# Murray Meteor Flite Questions



## RadRacer203 (Jun 5, 2018)

Not my first old bike (also have a Murray Aeroline) but I just picked up this nice original Meteor Flite and I had some questions about it. The first thing I was wondering was the year, It's definitely not a 50's one, I know that much. The numbers I can see are MOW 40.... 303426. 


The rear coaster brake is shot and needs replaced but it's not one I've ever seen before- Komet, made in Germany.

I'm also on the hunt for the nut and washer to keep the nut/ bearing piece on the crank from backing out. The crank in it now is a Schwinn unit because I had it laying around and it fit. The pedals were so crossthreaded and stuck in the original crank that I had to cut it apart to get it off, so I need a new set of pedals too. I guess I just need to figure out exactly what I need before I can order the nut.

My last question is, should I keep it stock or customize it a little bit with a metalflake white banana seat and ape hangers? I'm pretty torn about that.


----------



## Freqman1 (Jun 5, 2018)

I sold this exact same type of bike about five years ago. I want to say mine was a '64 but could be wrong. The hubs are not hard to find-- I may still have a couple laying around. Personally it looks pretty nice and original so I wouldn't screw with it. Then again not a terrible amount of value so it isn't like you're destroying a Bluebird. Your call. V/r Shawn


----------



## RadRacer203 (Jun 5, 2018)

I was thinking if I did make any modifications they would have to be easily reversible, and I would keep all the original parts. That said, I did some thinking, and I was talking to my brother who's probably going to be the main rider, and I think I'm going to go with a different rear hub with a 20 tooth sprocket instead of the 18 tooth on it now. Lots of hills in my area. The only thing that's worrying me is finding that nut because I have 3 cranks- 1 random Schwinn that's in this now, the one on my Aeroline, and the original from this bike and they all have very slightly different threads to them.


----------



## RadRacer203 (Jun 6, 2018)

Can anyone tell me what size and thread nut and washer I need for the crank? It was the stock crank from a Schwinn Typhoon


----------



## bikemonkey (Jun 8, 2018)

RadRacer203 said:


> Can anyone tell me what size and thread nut and washer I need for the crank?

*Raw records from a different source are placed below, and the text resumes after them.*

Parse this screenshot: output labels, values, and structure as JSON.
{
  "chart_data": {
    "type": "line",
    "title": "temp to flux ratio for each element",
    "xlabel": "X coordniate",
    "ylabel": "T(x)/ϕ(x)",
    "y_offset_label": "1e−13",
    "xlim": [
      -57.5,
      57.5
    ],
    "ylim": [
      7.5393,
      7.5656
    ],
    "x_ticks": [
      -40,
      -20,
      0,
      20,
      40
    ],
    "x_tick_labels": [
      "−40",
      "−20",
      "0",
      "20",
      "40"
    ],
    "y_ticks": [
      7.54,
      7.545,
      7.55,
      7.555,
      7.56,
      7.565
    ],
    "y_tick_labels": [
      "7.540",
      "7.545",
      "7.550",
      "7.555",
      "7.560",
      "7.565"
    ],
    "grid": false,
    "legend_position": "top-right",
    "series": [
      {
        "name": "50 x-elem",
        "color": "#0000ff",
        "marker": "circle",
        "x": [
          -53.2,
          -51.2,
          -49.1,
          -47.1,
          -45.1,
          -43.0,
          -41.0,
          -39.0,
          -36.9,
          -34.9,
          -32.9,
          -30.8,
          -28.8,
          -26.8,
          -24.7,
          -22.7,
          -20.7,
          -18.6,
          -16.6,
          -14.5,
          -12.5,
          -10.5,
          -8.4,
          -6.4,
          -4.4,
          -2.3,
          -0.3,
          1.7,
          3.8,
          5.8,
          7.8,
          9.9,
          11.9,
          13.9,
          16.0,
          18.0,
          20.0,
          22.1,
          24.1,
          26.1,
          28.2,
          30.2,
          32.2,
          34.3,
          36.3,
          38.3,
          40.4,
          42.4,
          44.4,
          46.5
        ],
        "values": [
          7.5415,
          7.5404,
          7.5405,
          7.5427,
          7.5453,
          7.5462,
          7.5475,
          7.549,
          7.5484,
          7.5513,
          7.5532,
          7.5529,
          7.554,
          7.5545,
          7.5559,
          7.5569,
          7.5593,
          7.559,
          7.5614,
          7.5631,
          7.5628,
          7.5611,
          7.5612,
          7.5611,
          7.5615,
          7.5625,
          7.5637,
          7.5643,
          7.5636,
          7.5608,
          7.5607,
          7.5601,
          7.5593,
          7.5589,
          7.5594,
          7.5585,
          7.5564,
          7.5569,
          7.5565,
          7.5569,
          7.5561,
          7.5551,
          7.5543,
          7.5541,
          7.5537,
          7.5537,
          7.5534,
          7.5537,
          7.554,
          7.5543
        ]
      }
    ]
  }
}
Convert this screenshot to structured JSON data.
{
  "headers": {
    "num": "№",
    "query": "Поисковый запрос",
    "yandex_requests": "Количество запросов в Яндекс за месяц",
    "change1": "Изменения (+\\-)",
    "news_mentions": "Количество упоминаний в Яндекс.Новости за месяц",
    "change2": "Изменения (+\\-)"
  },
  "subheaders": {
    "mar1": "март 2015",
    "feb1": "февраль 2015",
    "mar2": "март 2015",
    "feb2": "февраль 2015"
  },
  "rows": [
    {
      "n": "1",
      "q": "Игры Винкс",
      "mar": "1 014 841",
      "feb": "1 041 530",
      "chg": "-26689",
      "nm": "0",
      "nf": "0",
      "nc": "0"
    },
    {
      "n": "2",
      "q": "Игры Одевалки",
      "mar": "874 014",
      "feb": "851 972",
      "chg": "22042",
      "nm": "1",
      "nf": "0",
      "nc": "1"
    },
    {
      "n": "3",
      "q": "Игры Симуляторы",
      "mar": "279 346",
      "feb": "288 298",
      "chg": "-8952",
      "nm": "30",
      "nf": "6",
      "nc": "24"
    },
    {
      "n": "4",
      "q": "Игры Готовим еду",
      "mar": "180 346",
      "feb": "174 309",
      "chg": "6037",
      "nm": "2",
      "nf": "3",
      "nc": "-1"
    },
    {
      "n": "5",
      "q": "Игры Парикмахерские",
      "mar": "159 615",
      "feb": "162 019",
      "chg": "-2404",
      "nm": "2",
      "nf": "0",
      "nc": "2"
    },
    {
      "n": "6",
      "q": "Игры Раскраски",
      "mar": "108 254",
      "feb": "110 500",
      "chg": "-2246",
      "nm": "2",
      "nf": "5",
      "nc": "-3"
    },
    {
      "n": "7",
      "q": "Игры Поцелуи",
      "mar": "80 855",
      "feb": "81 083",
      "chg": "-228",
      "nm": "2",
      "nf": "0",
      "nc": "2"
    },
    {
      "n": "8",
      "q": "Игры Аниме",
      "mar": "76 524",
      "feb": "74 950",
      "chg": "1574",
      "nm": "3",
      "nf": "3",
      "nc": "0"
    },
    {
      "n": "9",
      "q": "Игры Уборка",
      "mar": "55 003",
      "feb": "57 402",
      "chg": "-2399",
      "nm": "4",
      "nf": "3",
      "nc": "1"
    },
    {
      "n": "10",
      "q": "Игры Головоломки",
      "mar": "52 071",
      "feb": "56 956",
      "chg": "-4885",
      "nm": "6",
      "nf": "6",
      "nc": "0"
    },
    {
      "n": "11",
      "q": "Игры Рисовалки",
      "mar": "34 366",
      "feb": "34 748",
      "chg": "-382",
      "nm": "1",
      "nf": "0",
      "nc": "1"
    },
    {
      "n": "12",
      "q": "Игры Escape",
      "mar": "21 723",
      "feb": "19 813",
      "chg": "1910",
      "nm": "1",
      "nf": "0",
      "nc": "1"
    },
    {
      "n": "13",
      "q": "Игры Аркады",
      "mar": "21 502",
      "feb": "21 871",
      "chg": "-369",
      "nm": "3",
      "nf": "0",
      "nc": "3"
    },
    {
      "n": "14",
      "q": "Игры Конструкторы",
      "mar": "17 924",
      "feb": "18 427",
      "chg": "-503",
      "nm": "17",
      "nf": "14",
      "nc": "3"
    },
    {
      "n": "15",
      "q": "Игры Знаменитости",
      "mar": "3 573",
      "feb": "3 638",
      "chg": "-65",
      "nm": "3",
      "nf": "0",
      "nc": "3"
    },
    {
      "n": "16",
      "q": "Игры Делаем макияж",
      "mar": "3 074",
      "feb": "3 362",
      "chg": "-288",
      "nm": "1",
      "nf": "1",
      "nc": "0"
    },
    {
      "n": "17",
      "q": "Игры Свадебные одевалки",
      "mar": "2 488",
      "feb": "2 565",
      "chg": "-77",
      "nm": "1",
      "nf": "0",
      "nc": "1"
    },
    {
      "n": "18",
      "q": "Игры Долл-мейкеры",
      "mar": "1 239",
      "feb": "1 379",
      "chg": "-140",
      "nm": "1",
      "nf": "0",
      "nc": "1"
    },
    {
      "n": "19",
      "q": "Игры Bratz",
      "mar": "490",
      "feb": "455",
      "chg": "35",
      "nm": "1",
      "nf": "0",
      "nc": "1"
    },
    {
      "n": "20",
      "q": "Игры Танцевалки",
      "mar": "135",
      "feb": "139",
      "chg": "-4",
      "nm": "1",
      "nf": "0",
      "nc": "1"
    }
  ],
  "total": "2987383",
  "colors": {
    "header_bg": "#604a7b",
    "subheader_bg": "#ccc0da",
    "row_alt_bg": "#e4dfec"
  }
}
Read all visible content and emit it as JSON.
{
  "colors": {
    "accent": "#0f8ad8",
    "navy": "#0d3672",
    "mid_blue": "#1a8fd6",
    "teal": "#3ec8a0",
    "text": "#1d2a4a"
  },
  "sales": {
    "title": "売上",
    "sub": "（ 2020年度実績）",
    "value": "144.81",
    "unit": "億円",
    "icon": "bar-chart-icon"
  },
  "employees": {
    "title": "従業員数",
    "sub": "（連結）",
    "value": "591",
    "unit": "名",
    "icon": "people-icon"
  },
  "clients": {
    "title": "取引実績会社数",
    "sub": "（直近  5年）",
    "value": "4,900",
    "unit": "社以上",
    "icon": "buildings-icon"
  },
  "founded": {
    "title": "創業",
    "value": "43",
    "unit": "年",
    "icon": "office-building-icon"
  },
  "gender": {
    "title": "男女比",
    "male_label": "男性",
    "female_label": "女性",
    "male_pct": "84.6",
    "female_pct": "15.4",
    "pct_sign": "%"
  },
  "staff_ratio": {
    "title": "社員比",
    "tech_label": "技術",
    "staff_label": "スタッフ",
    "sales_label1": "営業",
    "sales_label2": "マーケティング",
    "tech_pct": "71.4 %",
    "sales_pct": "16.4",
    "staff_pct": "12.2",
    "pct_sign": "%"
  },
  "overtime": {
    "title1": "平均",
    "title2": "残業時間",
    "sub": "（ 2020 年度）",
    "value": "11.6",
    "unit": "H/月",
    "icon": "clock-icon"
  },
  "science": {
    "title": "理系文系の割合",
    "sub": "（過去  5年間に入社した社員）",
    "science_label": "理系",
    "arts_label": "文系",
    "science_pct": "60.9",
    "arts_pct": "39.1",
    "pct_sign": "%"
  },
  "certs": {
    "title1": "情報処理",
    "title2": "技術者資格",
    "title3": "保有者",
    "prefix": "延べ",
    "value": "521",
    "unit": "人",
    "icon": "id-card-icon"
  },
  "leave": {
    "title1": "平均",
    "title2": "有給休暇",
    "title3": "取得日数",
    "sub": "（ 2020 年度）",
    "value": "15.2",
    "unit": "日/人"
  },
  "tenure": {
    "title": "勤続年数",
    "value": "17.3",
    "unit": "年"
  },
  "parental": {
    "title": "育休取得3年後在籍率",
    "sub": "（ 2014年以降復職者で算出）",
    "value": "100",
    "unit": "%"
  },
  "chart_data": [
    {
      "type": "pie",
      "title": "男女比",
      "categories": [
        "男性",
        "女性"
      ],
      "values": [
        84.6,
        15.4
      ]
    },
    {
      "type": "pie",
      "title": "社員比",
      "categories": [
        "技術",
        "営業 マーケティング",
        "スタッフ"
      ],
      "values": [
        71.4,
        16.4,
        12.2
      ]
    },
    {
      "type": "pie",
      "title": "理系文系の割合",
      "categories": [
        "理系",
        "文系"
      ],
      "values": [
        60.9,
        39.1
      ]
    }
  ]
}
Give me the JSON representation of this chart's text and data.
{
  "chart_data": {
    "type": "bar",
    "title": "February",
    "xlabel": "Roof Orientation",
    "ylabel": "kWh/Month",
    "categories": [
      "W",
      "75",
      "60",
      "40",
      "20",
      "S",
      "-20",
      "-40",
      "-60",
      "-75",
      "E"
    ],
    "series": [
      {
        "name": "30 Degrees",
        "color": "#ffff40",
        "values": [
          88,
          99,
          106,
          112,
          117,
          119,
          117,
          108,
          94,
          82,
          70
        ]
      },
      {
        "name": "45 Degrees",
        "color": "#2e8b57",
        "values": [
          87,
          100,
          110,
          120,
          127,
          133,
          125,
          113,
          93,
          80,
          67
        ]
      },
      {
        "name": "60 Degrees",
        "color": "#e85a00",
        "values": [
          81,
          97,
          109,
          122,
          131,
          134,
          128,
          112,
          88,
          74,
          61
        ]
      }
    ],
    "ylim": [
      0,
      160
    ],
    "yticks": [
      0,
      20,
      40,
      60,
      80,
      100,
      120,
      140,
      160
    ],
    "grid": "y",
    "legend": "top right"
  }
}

It was the stock crank from a Schwinn Typhoon



If it is a Chicago Schwinn one piece crank, it is 28 TPI - check your local bicycle shop - the hardware is easily sourced.


----------



## RadRacer203 (Jun 8, 2018)

bikemonkey said:


> If it is a Chicago Schwinn one piece crank, it is 28 TPI - check your local bicycle shop - the hardware is easily sourced.



Thanks, I'll try to dig one up.


----------



## RadRacer203 (Jun 9, 2018)

Ok, I found a new nut for the crank and I built a new set of wheels for it today. Just curious if anyone can tell me what year this bike is?


----------



## bikemonkey (Jun 10, 2018)

RadRacer203 said:


> Ok, I found a new nut for the crank and I built a new set of wheels for it today. Just curious if anyone can tell me what year this bike is?



CABE thread for Murray serial number date code.


----------



## RadRacer203 (Jun 10, 2018)

Thanks, I found it and it looks like I was exactly right in my guess that it was a '63.


----------